Si bien qu’elle est prête à renfiler son manteau de la LHJMQ à la première occasion la saison prochaine, et qui sait, de le troquer avant longtemps pour celui de l’un des 18 clubs du circuit.

« Peut-être à moyen terme. Je veux me laisser le temps d’apprendre aussi, mais c’est sûr que j’aimerais ça », affirme celle qui a déjà été approchée par le Junior AAA. « C’est l’fun aussi quand tu formes une équipe. Il y a encore plus de composantes à aller voir quand t’es une équipe. La finalité est différente. »

À écouter celui qui l’a recruté, ce ne serait qu’une question de temps avant qu’il ait à lancer un nouveau processus d’embauche.

« Je ne le souhaite pas, mais je le souhaite en même temps. D’après moi, elle ne travaillera pas pour moi longtemps. Peut-être une autre bonne année avec nous autres. L’année prochaine, elle va être plus confiante. J’espère qu’elle en aura l’occasion, parce que le CSR, c’est un peu aussi un club-école. »

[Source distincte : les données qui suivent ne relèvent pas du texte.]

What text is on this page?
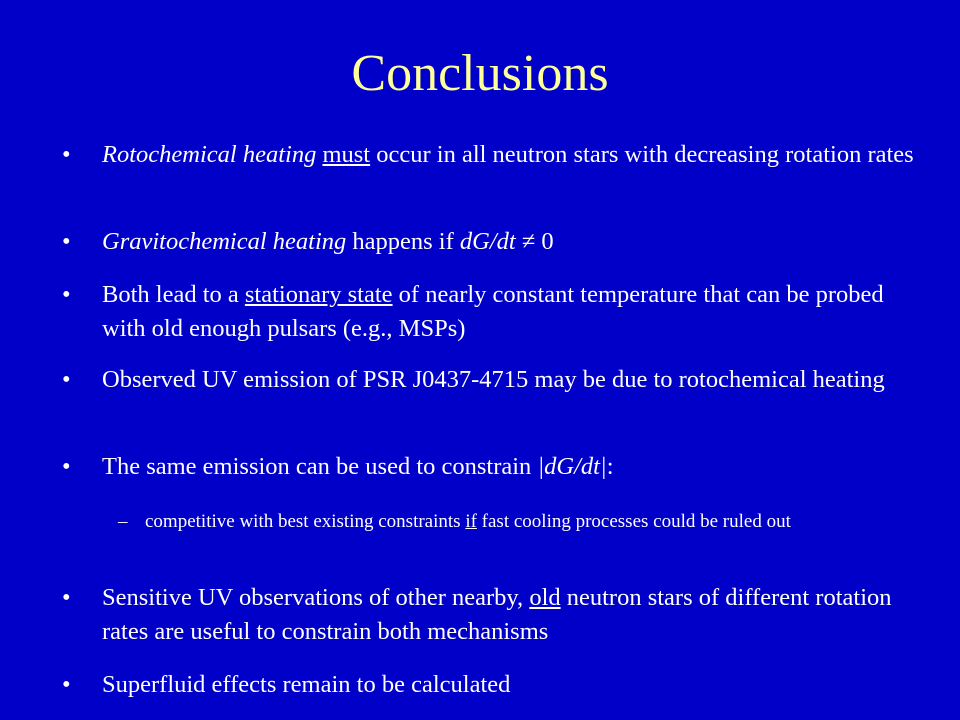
Conclusions
•	Rotochemical heating must occur in all neutron stars with decreasing rotation rates
•	Gravitochemical heating happens if dG/dt ≠ 0
•	Both lead to a stationary state of nearly constant temperature that can be probed with old enough pulsars (e.g., MSPs)
•	Observed UV emission of PSR J0437-4715 may be due to rotochemical heating
•	The same emission can be used to constrain |dG/dt|:
– competitive with best existing constraints if fast cooling processes could be ruled out
•	Sensitive UV observations of other nearby, old neutron stars of different rotation rates are useful to constrain both mechanisms
•	Superfluid effects remain to be calculated
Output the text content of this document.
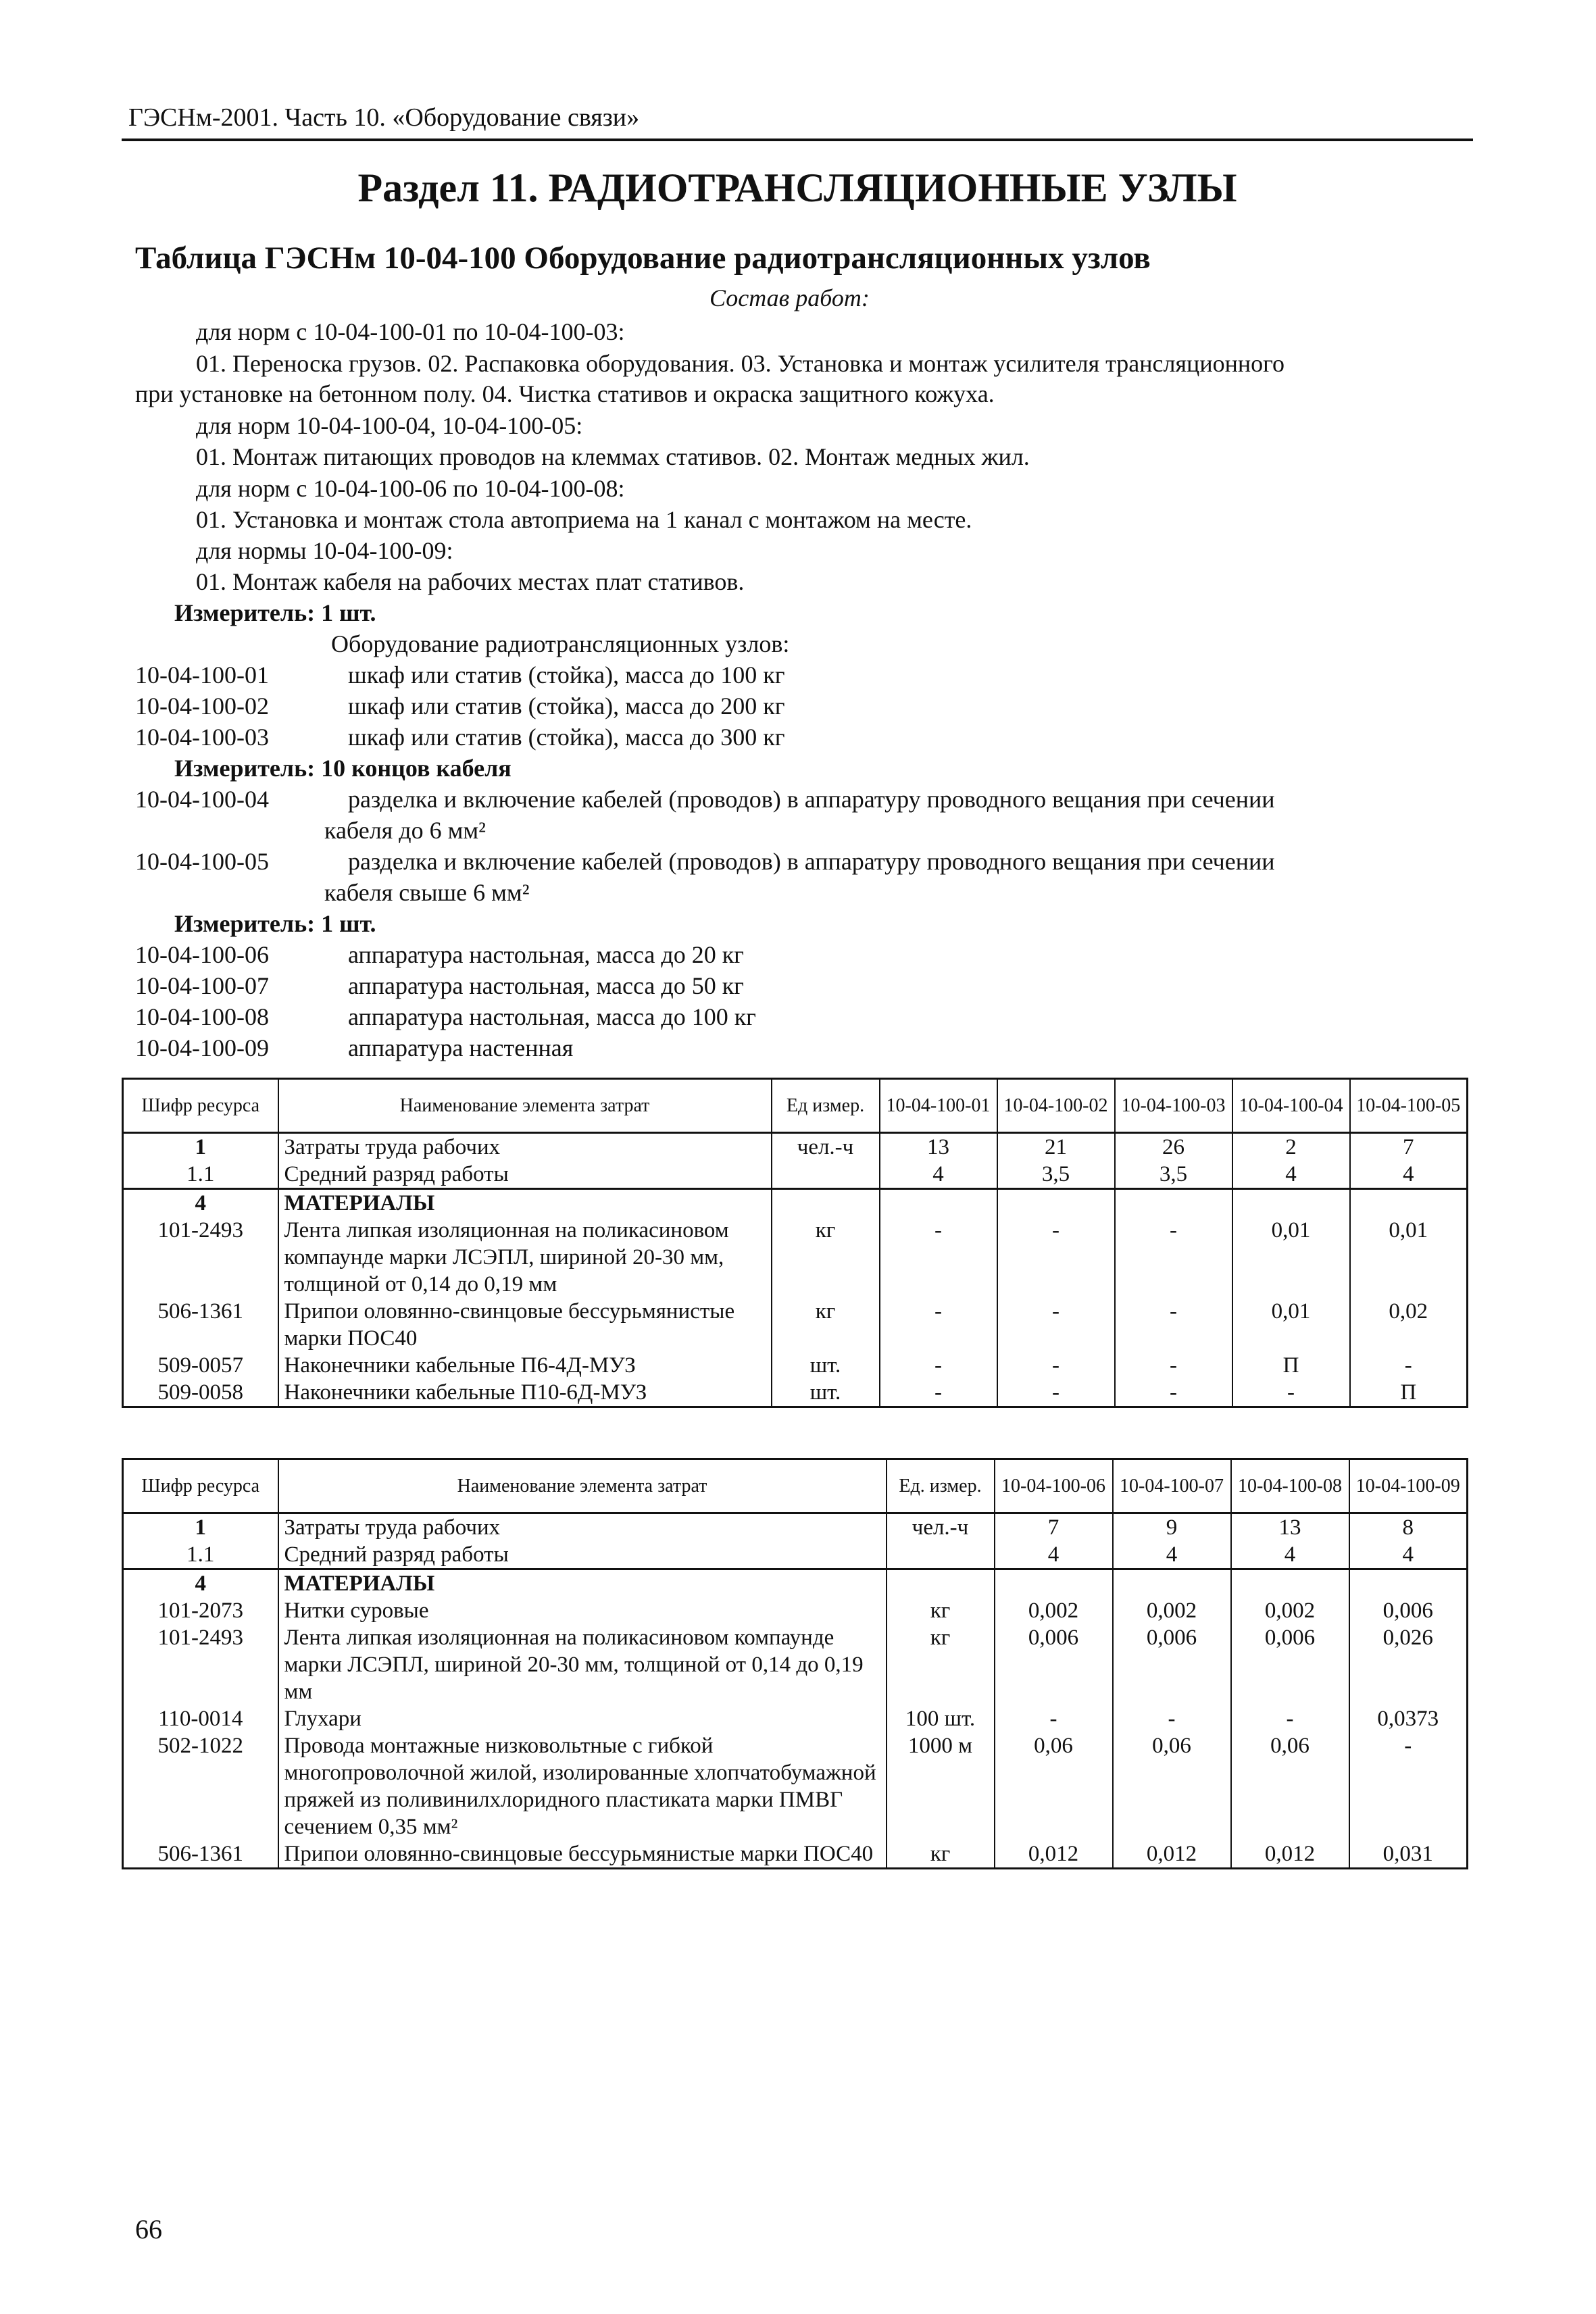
ГЭСНм-2001. Часть 10. «Оборудование связи»
Раздел 11. РАДИОТРАНСЛЯЦИОННЫЕ УЗЛЫ
Таблица ГЭСНм 10-04-100 Оборудование радиотрансляционных узлов
Состав работ:
для норм с 10-04-100-01 по 10-04-100-03:
01. Переноска грузов. 02. Распаковка оборудования. 03. Установка и монтаж усилителя трансляционного
при установке на бетонном полу. 04. Чистка стативов и окраска защитного кожуха.
для норм 10-04-100-04, 10-04-100-05:
01. Монтаж питающих проводов на клеммах стативов. 02. Монтаж медных жил.
для норм с 10-04-100-06 по 10-04-100-08:
01. Установка и монтаж стола автоприема на 1 канал с монтажом на месте.
для нормы 10-04-100-09:
01. Монтаж кабеля на рабочих местах плат стативов.
Измеритель: 1 шт.
Оборудование радиотрансляционных узлов:
10-04-100-01	шкаф или статив (стойка), масса до 100 кг
10-04-100-02	шкаф или статив (стойка), масса до 200 кг
10-04-100-03	шкаф или статив (стойка), масса до 300 кг
Измеритель: 10 концов кабеля
10-04-100-04	разделка и включение кабелей (проводов) в аппаратуру проводного вещания при сечении
кабеля до 6 мм²
10-04-100-05	разделка и включение кабелей (проводов) в аппаратуру проводного вещания при сечении
кабеля свыше 6 мм²
Измеритель: 1 шт.
10-04-100-06	аппаратура настольная, масса до 20 кг
10-04-100-07	аппаратура настольная, масса до 50 кг
10-04-100-08	аппаратура настольная, масса до 100 кг
10-04-100-09	аппаратура настенная
Шифр ресурса	Наименование элемента затрат	Ед измер.	10-04-100-01	10-04-100-02	10-04-100-03	10-04-100-04	10-04-100-05
1	Затраты труда рабочих	чел.-ч	13	21	26	2	7
1.1	Средний разряд работы		4	3,5	3,5	4	4
4	МАТЕРИАЛЫ						
101-2493	Лента липкая изоляционная на поликасиновом компаунде марки ЛСЭПЛ, шириной 20-30 мм, толщиной от 0,14 до 0,19 мм	кг	-	-	-	0,01	0,01
506-1361	Припои оловянно-свинцовые бессурьмянистые марки ПОС40	кг	-	-	-	0,01	0,02
509-0057	Наконечники кабельные П6-4Д-МУЗ	шт.	-	-	-	П	-
509-0058	Наконечники кабельные П10-6Д-МУЗ	шт.	-	-	-	-	П
Шифр ресурса	Наименование элемента затрат	Ед. измер.	10-04-100-06	10-04-100-07	10-04-100-08	10-04-100-09
1	Затраты труда рабочих	чел.-ч	7	9	13	8
1.1	Средний разряд работы		4	4	4	4
4	МАТЕРИАЛЫ					
101-2073	Нитки суровые	кг	0,002	0,002	0,002	0,006
101-2493	Лента липкая изоляционная на поликасиновом компаунде марки ЛСЭПЛ, шириной 20-30 мм, толщиной от 0,14 до 0,19 мм	кг	0,006	0,006	0,006	0,026
110-0014	Глухари	100 шт.	-	-	-	0,0373
502-1022	Провода монтажные низковольтные с гибкой многопроволочной жилой, изолированные хлопчатобумажной пряжей из поливинилхлоридного пластиката марки ПМВГ сечением 0,35 мм²	1000 м	0,06	0,06	0,06	-
506-1361	Припои оловянно-свинцовые бессурьмянистые марки ПОС40	кг	0,012	0,012	0,012	0,031
66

Chose certaine, Aubry-Hébert fait sa place. Sa première année dans un milieu malheureusement encore conservateur à l’égard des femmes s’est faite sans anicroche et sans incident déplorable. « Tout s’est bien passé », assure-t-elle.

« Je n’ai pas entendu parler de rien, au contraire », confirme Cholette. « [...] Elle fait partie de la gang. »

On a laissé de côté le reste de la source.